Bob Feidler, Director, Defense Education Forum

At a recent program cosponsored by the Defense Education Forum and American Bar Association Committee on Law and National Security, legal scholars and staff from key Congressional committees reviewed the role of Congress in approving discrete, limited use of force today, either against state actors like Libya or diffuse terrorist groups like al-Qaida in the Arabian Peninsula (AQAP).  

Some of the panelists expressed the belief that the Authorization for Use of Military Force (AUMF), passed in the wake of 9/11, has become dated and needs to be rewritten by Congress to clarify the powers of the Administration and whether the War on Terrorism is still primarily a military use of force or should be handled as a criminal issue, which is the European approach. 

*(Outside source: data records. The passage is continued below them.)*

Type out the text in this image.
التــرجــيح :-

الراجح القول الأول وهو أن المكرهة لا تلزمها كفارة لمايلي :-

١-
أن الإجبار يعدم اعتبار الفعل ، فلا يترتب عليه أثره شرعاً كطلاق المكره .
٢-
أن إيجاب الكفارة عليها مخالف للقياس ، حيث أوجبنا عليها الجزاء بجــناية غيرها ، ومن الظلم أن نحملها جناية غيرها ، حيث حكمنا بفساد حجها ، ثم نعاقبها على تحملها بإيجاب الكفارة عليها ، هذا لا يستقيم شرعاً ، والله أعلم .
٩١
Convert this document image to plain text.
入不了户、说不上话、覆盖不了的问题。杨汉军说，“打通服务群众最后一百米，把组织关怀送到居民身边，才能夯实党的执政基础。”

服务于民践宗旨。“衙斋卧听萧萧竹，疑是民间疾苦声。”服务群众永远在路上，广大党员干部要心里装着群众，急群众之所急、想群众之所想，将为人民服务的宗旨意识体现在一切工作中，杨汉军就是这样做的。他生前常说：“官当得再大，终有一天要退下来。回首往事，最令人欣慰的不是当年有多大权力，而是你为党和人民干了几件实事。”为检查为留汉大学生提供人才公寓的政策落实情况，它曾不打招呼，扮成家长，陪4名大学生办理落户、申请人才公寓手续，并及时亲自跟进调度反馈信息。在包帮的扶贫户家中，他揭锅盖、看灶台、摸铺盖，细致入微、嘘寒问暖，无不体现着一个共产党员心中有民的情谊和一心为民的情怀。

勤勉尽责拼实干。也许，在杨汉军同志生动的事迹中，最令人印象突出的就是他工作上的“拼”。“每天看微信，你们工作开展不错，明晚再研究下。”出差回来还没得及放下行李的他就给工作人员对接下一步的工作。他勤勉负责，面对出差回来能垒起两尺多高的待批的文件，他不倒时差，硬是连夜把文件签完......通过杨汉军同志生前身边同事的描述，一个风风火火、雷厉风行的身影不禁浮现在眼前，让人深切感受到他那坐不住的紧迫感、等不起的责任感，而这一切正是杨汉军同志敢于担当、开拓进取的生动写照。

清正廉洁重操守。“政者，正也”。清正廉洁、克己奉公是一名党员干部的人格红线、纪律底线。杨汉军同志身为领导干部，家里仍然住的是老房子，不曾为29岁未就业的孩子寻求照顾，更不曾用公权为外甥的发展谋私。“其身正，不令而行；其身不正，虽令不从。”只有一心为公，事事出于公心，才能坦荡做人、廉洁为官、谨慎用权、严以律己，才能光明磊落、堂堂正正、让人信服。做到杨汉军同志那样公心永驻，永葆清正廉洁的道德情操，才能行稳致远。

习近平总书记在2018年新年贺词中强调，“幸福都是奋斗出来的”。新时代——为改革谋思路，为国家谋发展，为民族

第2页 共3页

In the case of Ahmed Abdulkadir Warsame, an alleged senior al-Shabab Somali terrorist with links to AQAP who was captured on April 19th, what we’ve seen is a new hybrid approach - military capture and civilian trial – that attempts to bridge the extremes of the military versus the criminal approach to terrorism.

By not bringing Warsame to Guantanamo, and by bringing him to New York for civilian trial, Congress and the Administration seem to be odds over the proper way to handle terrorists. Congress has been adamant about NOT permitting Guantanamo detainees to come to the United States. Of course, Warsame never was a Guantanamo detainee – perhaps to ensure that he could be brought to the United States and tried in the Federal courts. 

Also discussed was whether Bin Laden’s death and the Arab Spring, a potential strategic defeat for al-Qaida in the region, obviate the need for the AUMF, or least necessitate its clarification. If they have been defeated, are we any longer at war? If we are not at war, does the AUMF need more precision?

For further reading, I recommend a July 2011 article by David Kris (who recently stepped down as the Assistant Attorney General for the National Security Division at the Department of Justice) titled “Criminal Prosecution as a Counterterrorism Tool.”  The following is an excerpt from the introduction:

“This article argues that we should continue to use all of the military, law enforcement, intelligence, diplomatic, and economic tools at our disposal, selecting in each case the particular tool that is most effective under the circumstances, consistent with our laws and values.”